No documento, defende-se a implementação de “inovações para valorização dos ativos, como cinema, museu, editora, produtora e engenho”, prevendo-se “ao final, no longo prazo, transformar alguns ativos em OS para maior agilidade nos processos de seleção e contratação de equipe, realização de eventos/projetos e captação /geração de receitas”. Por longo prazo, o documento entende a passagem do terceiro para o quarto ano da gestão (2021 a 2022).

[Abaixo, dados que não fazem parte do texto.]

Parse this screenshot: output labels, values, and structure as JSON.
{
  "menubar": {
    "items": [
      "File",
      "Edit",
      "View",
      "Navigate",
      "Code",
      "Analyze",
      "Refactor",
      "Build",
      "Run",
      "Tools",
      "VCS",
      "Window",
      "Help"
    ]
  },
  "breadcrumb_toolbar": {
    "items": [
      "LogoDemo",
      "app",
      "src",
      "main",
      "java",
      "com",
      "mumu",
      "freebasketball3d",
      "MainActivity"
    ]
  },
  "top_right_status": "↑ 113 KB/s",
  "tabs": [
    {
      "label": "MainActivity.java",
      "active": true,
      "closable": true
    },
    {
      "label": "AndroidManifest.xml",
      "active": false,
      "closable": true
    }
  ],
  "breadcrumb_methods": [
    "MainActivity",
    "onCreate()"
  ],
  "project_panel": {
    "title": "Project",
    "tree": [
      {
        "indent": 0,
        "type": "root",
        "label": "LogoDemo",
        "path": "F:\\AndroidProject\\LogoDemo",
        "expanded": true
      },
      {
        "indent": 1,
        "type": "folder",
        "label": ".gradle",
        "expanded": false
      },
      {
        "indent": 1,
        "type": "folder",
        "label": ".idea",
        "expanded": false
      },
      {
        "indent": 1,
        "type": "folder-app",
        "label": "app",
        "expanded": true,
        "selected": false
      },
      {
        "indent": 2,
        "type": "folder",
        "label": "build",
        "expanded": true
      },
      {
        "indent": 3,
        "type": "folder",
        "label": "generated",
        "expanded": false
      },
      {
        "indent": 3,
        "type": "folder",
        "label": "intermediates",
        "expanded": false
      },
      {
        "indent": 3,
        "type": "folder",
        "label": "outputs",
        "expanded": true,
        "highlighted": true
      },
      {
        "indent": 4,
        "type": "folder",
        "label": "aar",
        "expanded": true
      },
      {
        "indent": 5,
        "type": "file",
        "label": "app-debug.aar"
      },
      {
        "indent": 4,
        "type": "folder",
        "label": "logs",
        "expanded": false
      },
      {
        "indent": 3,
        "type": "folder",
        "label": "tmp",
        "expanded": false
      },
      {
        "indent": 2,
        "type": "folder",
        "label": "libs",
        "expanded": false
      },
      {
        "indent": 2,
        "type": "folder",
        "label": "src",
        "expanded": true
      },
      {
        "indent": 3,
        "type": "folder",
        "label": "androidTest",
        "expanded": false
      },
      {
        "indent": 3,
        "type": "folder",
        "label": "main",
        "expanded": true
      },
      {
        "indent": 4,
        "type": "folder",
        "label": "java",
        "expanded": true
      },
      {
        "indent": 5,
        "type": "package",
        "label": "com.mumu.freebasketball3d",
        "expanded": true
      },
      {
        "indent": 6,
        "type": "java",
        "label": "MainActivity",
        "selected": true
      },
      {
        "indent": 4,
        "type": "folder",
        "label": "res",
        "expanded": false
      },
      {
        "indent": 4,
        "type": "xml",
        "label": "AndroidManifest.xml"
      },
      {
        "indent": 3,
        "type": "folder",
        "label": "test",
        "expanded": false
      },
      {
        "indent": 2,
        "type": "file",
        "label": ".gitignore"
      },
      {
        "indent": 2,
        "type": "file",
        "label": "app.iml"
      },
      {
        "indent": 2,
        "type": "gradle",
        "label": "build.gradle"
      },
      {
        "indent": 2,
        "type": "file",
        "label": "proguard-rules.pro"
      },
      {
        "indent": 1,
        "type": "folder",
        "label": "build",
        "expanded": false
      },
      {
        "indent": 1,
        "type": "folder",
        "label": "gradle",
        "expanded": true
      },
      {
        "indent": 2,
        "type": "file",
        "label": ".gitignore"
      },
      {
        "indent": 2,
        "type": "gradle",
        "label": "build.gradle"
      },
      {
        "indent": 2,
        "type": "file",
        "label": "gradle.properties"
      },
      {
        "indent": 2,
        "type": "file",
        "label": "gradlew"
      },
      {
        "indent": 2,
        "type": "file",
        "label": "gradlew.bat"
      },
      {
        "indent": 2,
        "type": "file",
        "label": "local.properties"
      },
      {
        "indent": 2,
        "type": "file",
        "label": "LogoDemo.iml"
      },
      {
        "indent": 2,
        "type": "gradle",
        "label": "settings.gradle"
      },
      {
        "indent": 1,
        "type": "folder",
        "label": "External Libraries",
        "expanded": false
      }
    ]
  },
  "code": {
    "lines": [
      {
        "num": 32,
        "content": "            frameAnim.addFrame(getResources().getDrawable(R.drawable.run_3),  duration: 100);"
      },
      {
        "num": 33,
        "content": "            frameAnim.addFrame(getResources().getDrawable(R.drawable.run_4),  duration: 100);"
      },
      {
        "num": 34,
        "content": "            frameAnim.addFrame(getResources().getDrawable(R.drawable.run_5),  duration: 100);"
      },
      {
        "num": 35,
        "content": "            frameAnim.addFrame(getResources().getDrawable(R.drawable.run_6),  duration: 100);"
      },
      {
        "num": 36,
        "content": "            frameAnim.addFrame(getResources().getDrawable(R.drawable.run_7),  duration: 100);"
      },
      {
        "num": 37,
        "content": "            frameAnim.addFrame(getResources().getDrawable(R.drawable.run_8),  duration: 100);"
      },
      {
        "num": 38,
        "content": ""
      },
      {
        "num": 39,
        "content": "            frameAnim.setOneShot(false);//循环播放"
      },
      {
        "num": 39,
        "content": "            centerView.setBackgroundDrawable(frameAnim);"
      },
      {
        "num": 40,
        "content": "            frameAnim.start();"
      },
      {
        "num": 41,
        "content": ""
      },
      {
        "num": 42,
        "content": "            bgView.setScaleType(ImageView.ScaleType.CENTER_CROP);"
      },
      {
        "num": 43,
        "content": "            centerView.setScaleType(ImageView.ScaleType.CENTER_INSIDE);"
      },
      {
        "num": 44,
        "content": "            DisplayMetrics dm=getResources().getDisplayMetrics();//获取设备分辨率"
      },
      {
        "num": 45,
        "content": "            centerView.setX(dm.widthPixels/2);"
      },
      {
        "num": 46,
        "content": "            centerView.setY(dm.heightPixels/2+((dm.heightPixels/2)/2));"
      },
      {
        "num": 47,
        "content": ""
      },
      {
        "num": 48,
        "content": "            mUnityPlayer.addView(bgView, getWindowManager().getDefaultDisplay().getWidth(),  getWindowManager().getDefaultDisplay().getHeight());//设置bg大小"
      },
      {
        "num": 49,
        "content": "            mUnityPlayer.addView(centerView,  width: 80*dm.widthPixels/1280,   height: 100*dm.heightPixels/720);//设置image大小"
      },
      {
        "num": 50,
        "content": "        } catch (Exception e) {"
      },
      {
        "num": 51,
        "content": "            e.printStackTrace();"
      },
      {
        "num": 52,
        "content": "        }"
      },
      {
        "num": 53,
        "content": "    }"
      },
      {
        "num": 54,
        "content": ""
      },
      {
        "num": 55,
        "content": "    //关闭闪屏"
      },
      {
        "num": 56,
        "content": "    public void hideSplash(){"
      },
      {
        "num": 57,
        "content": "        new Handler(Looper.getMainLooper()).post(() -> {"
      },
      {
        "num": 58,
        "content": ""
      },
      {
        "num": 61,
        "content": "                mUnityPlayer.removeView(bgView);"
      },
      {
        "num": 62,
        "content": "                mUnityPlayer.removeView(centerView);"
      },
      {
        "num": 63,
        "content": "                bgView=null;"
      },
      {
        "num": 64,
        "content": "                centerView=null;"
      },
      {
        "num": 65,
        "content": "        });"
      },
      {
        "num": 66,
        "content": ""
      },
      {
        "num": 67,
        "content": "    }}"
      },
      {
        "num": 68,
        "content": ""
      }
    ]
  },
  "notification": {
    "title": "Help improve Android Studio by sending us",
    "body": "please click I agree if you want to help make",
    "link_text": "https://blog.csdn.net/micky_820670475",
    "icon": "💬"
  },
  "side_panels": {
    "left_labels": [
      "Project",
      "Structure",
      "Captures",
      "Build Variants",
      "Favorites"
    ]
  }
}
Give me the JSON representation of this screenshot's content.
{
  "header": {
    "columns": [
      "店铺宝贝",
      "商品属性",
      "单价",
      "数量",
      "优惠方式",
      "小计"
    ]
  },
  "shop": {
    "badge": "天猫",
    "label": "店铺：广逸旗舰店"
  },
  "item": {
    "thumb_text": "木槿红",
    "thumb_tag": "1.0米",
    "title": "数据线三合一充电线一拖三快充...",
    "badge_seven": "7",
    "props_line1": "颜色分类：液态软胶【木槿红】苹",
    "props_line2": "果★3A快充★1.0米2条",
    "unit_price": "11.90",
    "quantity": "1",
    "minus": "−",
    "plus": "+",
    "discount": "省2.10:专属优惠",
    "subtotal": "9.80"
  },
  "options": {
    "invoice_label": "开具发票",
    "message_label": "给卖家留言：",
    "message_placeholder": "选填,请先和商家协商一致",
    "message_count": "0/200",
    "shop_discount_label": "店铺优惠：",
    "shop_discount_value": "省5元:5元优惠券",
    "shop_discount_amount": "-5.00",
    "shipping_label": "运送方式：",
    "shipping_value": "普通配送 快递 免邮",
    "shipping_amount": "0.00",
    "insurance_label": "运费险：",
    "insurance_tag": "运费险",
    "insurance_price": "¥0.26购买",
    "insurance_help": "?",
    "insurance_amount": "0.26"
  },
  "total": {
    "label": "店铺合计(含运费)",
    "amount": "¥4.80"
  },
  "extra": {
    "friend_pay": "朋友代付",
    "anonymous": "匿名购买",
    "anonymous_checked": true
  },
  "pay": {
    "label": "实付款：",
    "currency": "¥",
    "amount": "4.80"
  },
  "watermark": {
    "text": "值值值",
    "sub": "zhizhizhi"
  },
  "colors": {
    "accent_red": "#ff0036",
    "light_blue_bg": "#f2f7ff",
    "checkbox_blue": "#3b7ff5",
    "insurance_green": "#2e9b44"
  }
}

Na avaliação de servidores da Fundaj ouvidos pela Marco Zero, e que preferiram não se identificar, a medida na prática significaria a privatização de equipamentos públicos que são referência para a cultura e a memória histórica de Pernambuco e do Nordeste. As OS são associações privadas, sem fins lucrativos, que recebem subvenções do Estado para prestar serviços considerados de interesse público em áreas que não são privativas do Poder Público, como saúde, educação e cultura, por exemplo. Os repasses financeiros do governo e as obrigações dessas organizações comandadas pela iniciativa privada são estabelecidas por meio de contratos de gestão.
Segundo a Marco Zero apurou, o documento circulou na reunião do Conselho Diretor na última semana de agosto e teria sido produzido pelo diretor de Formação e Inovação (Difor), Wagner Augusto Maciel.
Procurado pela reportagem, Wagner confirmou a autenticidade da proposta e disse que realmente a apresentou para discussão na reunião de agosto. Ele, no entanto, rebate a ideia de que transformar os equipamentos culturais e educacionais da Fundaj em Organizações Sociais signifique privatizá-los. Alega que as diretrizes de gestão, o repasse de recursos e a fiscalização da sua aplicação pelas OS ficariam sob a responsabilidade da Fundaj. Defende a criação de um conselho com a participação da sociedade civil para acompanhar a gestão.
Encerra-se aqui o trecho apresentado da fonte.